Mitsubishi Australia will be one of the first recipients of platform sharing between the Renault-Nissan-Mitsubishi Alliance when it introduces a new light commercial van based on the next-generation Renault Trafic.
The new van, which will replace the Mitsubishi Express last sold here in 2013, will arrive in 2020. It will be built in France by Renault for Mitsubishi in Australia and New Zealand only.
Speaking to carsales.com.au at the 2019 Mitsubishi Triton launch in Bangkok today, Mitsubishi COO Trevor Mann confirmed the deal with Renault to build a rebadged model specifically for Oz and NZ.
“Just after Mitsubishi Motors joined the Renault-Nissan alliance, it was a strong request actually from the local team in Australia to have more of an LCV offering.
“Renault, one of our Alliance partners, is obviously especially strong with vans, which are also on sale in Australia. It was the obvious request.
“We made the request with Renault and we signed a letter of intent and so we fully intend to do this. We know the van, we know it will be based on the Trafic. It will be manufactured in Sandouville in France and will come to Australia as soon as we can dot the Is and cross the Ts.”

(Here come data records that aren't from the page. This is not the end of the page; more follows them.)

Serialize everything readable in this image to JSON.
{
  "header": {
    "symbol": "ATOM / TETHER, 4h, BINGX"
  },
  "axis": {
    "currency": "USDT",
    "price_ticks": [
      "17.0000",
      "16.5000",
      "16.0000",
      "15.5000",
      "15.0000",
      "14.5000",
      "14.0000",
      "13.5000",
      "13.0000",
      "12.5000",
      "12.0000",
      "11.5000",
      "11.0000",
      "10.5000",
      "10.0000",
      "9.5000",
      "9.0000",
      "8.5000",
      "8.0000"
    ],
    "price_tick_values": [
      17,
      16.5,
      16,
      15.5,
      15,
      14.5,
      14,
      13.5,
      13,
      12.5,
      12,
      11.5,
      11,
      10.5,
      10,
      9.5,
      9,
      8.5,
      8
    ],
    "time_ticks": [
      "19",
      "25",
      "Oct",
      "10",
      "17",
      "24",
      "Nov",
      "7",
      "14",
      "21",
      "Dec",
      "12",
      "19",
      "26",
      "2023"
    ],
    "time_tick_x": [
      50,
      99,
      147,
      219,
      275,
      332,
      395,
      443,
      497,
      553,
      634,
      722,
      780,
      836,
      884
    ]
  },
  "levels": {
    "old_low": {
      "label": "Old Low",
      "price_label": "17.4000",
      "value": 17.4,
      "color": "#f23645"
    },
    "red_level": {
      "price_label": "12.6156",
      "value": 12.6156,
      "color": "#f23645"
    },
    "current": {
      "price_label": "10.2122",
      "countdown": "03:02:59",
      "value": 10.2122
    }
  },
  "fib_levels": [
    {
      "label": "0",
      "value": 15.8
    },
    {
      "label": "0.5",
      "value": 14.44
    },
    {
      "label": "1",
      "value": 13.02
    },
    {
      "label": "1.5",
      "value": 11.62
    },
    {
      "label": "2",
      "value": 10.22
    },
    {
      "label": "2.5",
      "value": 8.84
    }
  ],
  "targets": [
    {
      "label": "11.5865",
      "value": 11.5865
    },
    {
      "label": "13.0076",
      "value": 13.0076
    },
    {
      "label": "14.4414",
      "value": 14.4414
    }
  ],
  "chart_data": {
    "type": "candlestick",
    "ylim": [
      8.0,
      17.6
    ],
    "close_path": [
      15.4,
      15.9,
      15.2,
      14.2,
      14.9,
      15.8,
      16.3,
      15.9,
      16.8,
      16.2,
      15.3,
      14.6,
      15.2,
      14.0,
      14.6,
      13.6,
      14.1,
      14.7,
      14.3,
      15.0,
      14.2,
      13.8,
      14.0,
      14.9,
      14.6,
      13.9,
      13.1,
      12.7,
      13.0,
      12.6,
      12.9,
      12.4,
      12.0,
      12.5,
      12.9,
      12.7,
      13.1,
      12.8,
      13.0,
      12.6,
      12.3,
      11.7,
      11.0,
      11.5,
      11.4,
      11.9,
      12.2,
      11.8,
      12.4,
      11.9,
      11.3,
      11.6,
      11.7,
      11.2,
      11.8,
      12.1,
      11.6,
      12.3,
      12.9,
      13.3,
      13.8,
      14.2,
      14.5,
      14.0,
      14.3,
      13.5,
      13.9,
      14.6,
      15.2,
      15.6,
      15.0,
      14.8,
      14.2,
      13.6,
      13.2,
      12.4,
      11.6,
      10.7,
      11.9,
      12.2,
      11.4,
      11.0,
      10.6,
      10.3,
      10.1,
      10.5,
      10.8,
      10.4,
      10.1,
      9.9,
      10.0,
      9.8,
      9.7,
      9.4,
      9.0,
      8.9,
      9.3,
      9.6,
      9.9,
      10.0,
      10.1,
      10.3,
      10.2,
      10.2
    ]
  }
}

Mann said the born-again Mitsubishi Express would build on the strengths of the Renault Trafic and dismissed potential consumer concerns about ‘badge engineering’ in the van market.
“I’m not a huge fan of cross-batching, but on LCVs it doesn’t matter so much, and the LCV industry is full of cross-batches because you don’t necessarily buy the van because of the badge, you buy it because of the servicing you get with the dealer.”
Mitsubishi’s Australian public relations manager Karl Gehling confirmed the company is aiming to have the new van in local showrooms by 2020, with naming yet to be decided.
The Mitsubishi Express was sold in Australia from the second-generation model in 1980. The second-generation model, first introduced in 1986, was pulled from the market in 2013 due to poor crash safety results.
Renault-Nissan-Mitsubishi Alliance chairman and CEO Carlos Ghosn, accompanied by French president Emmanuel Macron (both pictured here), announced new van production for its French manufacturing facilities in both Sandouville and Maubeuge yesterday in France.
While the reborn Mitsubishi Express and new Renault Trafic will be made at Sandouville, Maubeuge will make small vans including the next Renault Kangoo, new Nissan NV250 and the replacement for the Mercedes-Benz Citan.
As part of its current business plan, Alliance 2022, Renault-Nissan-Mitsubishi aims to double annual synergies to €10 billion by accelerating collaboration on common platforms and common production facilities.